Lecture Tangier Global Forum Lecture Series
Scholars in the Islamic world and the West alike have long debated the Qurʾān’s relationship with the Bible. In the history of tafsīr certain Muslim scholars consulted the Bible, or at least Biblical traditions, in order to add details to Qurʾānic accounts. Not all scholars agreed, however, that such consultation was licit, and some rejected any traditions (often referred to as isrāʾīliyyāt) received from Jews and Christians, citing prophetic hadith to defend their point. In the West many of the earliest Orientalists, including Abraham Geiger, Theodor Nöldeke and Heinrich Speyer, were almost exclusively interested in finding parallels, or near parallels, between the Qurʾān and Jewish or Christian literature. The approach that Reynolds will advocate in this paper involves a middle position: The idea that the Qurʾān depends on its audience’s Biblical knowledge to advance its own message. By citing examples including the Qurʾān’s references to the killing of prophets, its account of Abraham’s guests and the Qurʾān’s description of paradise as a garden in heaven, he will show that the Qurʾān presumes a knowledge of certain Jewish and (especially) Christian traditions even as it shapes these traditions in a way that conforms to its own theological message. Accordingly one might conclude that the serious study of the Bible will add to, and not distract from, one’s appreciation of the Qurʾān.

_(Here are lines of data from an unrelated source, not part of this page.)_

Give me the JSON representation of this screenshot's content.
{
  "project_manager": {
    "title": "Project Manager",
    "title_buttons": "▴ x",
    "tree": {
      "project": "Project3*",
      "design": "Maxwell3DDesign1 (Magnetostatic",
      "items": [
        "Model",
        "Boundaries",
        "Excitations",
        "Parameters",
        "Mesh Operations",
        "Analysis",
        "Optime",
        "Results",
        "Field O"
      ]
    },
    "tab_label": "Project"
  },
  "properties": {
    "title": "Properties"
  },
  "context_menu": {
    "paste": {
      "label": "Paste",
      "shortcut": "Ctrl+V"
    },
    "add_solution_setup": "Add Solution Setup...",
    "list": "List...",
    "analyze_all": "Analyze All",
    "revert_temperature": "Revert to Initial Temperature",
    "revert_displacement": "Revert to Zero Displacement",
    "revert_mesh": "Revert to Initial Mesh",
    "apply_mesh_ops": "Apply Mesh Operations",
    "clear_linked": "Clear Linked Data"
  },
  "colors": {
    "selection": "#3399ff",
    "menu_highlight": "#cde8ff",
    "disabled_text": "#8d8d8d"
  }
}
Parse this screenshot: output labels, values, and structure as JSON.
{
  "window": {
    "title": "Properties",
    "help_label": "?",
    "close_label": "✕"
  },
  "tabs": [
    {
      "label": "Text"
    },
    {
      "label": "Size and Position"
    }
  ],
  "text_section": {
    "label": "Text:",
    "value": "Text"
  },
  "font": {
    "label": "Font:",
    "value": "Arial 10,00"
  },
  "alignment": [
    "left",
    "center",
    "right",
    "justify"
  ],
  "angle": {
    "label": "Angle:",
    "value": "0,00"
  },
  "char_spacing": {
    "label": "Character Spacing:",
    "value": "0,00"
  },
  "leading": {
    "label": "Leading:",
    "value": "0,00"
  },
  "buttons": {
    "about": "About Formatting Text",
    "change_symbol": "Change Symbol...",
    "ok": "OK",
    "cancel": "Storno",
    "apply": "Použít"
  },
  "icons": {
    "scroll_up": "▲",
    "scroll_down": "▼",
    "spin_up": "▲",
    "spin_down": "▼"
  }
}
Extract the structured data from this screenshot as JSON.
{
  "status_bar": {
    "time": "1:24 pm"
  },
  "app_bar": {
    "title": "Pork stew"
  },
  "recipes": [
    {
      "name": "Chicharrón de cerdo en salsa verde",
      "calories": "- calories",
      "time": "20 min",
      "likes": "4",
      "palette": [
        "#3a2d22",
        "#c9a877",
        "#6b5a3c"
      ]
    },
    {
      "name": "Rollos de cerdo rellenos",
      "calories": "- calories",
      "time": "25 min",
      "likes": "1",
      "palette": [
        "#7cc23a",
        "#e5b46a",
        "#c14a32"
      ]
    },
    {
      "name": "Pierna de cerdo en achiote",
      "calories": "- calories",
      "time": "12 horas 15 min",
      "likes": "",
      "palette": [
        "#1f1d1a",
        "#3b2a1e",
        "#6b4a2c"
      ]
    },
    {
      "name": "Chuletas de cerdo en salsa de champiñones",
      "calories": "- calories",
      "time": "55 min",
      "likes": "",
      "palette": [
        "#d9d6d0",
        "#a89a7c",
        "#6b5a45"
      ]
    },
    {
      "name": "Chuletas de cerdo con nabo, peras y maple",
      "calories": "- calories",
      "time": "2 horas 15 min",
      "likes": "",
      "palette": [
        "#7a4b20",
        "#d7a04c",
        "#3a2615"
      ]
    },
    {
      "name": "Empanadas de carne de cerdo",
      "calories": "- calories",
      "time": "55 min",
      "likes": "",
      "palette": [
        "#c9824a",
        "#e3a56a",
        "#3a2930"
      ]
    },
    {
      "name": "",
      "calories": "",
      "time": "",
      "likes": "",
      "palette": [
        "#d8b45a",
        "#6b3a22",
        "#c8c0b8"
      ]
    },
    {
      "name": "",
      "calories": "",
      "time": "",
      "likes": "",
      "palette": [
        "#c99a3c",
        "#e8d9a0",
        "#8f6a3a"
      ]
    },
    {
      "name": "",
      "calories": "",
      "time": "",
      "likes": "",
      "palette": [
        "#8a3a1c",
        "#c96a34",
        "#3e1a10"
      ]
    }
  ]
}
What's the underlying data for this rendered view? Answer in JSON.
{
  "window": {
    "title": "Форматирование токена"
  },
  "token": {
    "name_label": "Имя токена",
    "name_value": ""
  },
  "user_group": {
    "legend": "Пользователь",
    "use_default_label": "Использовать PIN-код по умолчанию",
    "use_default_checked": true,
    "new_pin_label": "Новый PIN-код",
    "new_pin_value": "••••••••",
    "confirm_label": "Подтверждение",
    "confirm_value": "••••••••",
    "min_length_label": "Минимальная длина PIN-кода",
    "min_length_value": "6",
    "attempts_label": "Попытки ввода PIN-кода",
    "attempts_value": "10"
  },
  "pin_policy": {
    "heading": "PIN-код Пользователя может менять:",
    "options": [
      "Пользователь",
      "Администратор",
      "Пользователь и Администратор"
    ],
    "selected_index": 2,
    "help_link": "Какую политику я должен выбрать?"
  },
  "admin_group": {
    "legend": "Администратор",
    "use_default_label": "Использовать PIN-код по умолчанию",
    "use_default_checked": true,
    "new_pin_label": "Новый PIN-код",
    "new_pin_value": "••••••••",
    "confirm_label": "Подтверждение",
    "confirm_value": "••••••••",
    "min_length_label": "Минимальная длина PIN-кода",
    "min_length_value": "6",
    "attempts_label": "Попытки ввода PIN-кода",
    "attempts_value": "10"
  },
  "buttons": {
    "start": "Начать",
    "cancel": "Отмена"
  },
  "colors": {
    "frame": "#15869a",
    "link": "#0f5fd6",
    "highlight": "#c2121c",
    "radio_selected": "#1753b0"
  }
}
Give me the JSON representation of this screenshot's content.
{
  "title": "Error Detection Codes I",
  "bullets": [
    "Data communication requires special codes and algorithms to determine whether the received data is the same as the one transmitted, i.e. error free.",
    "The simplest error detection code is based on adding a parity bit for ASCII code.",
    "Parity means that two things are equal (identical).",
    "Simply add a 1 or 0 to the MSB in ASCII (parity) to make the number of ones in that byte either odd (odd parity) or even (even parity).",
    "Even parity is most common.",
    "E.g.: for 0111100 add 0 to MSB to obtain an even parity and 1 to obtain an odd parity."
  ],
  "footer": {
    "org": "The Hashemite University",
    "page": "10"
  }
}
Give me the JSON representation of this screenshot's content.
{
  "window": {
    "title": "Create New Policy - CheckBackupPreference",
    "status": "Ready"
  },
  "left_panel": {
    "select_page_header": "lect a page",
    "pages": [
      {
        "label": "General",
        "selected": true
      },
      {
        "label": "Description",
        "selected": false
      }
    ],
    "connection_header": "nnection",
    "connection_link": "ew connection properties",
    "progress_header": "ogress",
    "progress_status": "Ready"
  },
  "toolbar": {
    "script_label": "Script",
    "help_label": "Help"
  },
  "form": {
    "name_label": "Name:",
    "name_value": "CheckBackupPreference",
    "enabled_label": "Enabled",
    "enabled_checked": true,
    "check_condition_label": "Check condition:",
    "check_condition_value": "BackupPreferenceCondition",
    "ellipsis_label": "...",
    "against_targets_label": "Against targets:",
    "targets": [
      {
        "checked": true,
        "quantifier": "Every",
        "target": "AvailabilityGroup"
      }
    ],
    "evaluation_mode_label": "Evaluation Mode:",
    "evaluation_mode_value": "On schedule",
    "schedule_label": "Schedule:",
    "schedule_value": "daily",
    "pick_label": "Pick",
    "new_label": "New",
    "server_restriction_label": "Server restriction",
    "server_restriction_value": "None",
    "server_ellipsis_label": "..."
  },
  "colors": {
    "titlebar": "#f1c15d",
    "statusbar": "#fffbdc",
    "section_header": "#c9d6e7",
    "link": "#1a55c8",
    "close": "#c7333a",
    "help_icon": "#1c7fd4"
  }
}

Gabriel Said Reynolds researches the Qurʾān and Muslim/Christian relations and is Professor of Islamic Studies and Theology in the Department of Theology at Notre Dame. He is the author of The Qurʾān and Its Biblical Subtext (Routledge 2010) and The Emergence of Islam (Fortress, 2012), the translator of ʿAbd al-Jabbar’s Critique of Christian Origins (BYU 2008), and editor of The Qurʾān in Its Historical Context (Routledge 2008) and New Perspectives on the Qurʾān: The Qurʾān in Its Historical Context 2 (Routledge 2011). In 2012-13 Prof. Reynolds directed, along with Mehdi Azaiez, “The Qurʾān Seminar,” a year-long collaborative project dedicated to encouraging dialogue among scholars of the Qurʾān. He is currently chair of the executive board of the International Qurʾanic Studies Association and completing a book (Yale Univ. Press) on the Qurʾān in the light of Biblical tradition. At Notre Dame he teaches courses on theology, Christian-Muslim Relations and Islamic Origins.